Final answer:
The stone strikes the ground with a speed of approximately 10.84 m/s.
Step-by-step explanation:
The subject of this question is Kinematics. Kinematics is the branch of physics that deals with the motion of objects without considering the forces causing the motion.
To determine the speed with which the stone strikes the ground, we can use the Principle of Conservation of Energy.
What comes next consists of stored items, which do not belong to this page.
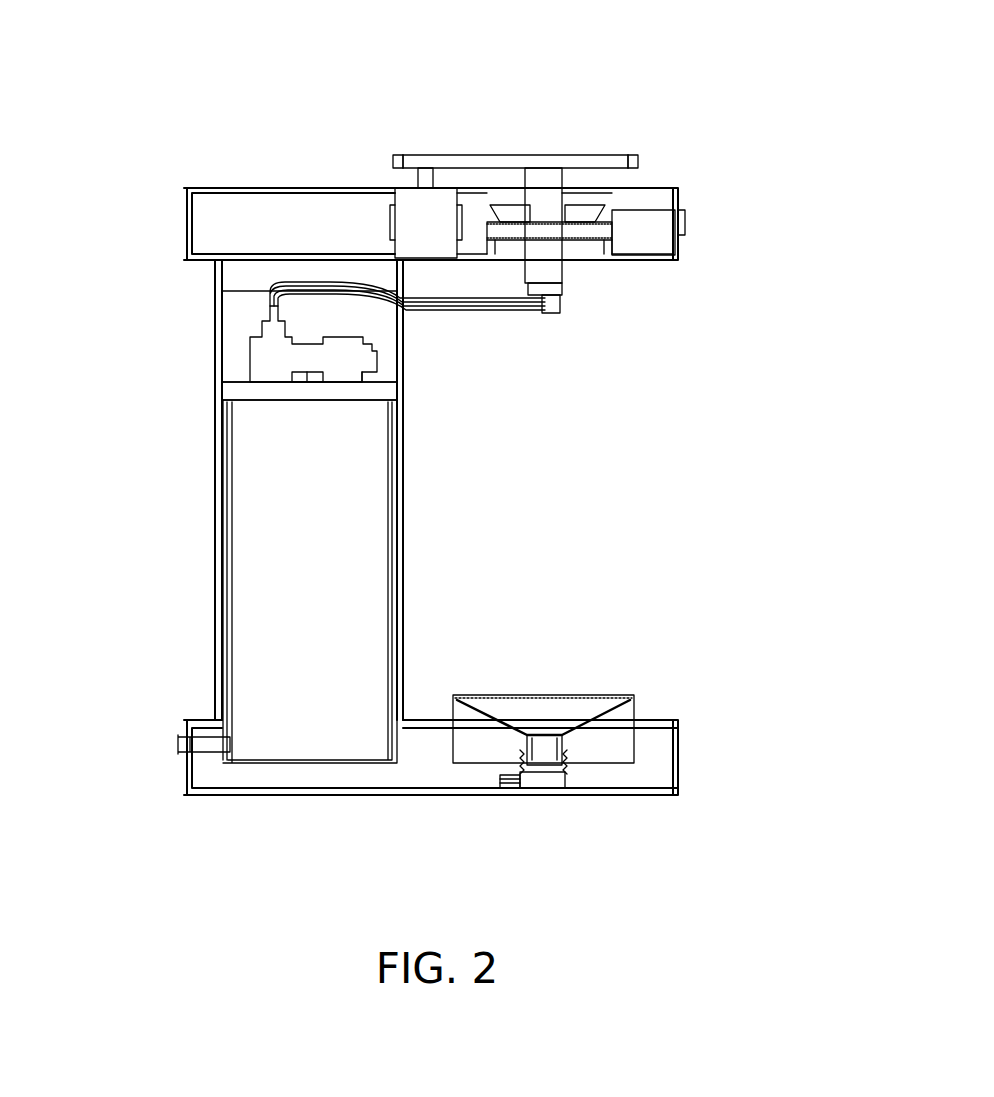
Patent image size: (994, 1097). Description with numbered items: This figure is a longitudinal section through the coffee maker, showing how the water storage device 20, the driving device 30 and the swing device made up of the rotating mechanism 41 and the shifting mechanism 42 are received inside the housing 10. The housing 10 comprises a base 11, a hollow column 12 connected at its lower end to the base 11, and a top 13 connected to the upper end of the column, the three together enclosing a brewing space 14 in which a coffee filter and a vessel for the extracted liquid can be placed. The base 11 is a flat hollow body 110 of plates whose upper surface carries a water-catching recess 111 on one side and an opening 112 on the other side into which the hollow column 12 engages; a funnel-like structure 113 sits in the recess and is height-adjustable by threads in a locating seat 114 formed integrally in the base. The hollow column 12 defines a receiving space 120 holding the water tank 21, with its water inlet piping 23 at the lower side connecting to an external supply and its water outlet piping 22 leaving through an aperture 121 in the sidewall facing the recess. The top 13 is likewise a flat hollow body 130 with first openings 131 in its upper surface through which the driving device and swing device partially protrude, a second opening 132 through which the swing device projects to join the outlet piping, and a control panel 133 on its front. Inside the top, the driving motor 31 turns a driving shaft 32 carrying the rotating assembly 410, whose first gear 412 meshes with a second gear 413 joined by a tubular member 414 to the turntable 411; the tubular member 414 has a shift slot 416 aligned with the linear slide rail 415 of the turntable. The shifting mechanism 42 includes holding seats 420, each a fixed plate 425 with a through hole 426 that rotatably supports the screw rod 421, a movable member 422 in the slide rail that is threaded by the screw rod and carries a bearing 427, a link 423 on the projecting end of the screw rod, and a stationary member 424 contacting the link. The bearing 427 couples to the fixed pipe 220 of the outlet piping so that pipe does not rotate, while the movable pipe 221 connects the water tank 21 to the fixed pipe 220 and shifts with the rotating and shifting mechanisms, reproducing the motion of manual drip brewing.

The housing 10 is at (150, 455).
The base 11 is at (650, 797).
The hollow column 12 is at (215, 505).
The top 13 is at (205, 187).
The brewing space 14 is at (575, 505).
The water storage device 20 is at (425, 660).
The water tank 21 is at (360, 560).
The water outlet piping 22 is at (392, 340).
The water inlet piping 23 is at (180, 744).
The driving device 30 is at (375, 170).
The driving motor 31 is at (410, 214).
The driving shaft 32 is at (425, 170).
The rotating mechanism 41 is at (592, 175).
The shifting mechanism 42 is at (530, 155).
The flat hollow body 110 is at (305, 777).
The water-catching recess 111 is at (572, 692).
The opening 112 is at (398, 730).
The funnel-like structure 113 is at (565, 748).
The locating seat 114 is at (560, 797).
The receiving space 120 is at (240, 320).
The aperture 121 is at (390, 312).
The flat hollow body 130 is at (262, 218).
The first openings 131 is at (444, 155).
The second opening 132 is at (630, 262).
The control panel 133 is at (655, 190).
The fixed pipe 220 is at (547, 314).
The movable pipe 221 is at (468, 298).
The rotating assembly 410 is at (468, 155).
The turntable 411 is at (612, 262).
The first gear 412 is at (432, 155).
The second gear 413 is at (580, 155).
The tubular member 414 is at (550, 172).
The linear slide rail 415 is at (590, 250).
The shift slot 416 is at (580, 242).
The holding seats 420 is at (493, 205).
The screw rod 421 is at (562, 262).
The movable member 422 is at (535, 262).
The link 423 is at (505, 262).
The stationary member 424 is at (600, 212).
The fixed plate 425 is at (630, 262).
The through hole 426 is at (685, 218).
The bearing 427 is at (556, 300).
We know that the stone is dropped from a height of 6 m above the ground, and its mass is 25 g. The potential energy of the stone at 6 m above the ground is given by the equation PE = mgh, where m is the mass, g is the acceleration due to gravity, and h is the height. PE = (0.025 kg) * (9.8 m/s^2) * 6 m = 1.47 J.
The total mechanical energy of the stone is the sum of its potential energy and kinetic energy. In this case, since the stone is dropped, its initial kinetic energy is zero. Therefore, the total mechanical energy is equal to the potential energy: 1.47 J.
Using the equation KE = 0.5mv^2, where KE is the kinetic energy, m is the mass, and v is the velocity, we can solve for the velocity. Rearranging the equation, we have v = sqrt(2 * KE / m) = sqrt(2 * 1.47 J / 0.025 kg) = sqrt(117.6) m/s = 10.84 m/s.
Therefore, the stone strikes the ground with a speed of approximately 10.84 m/s.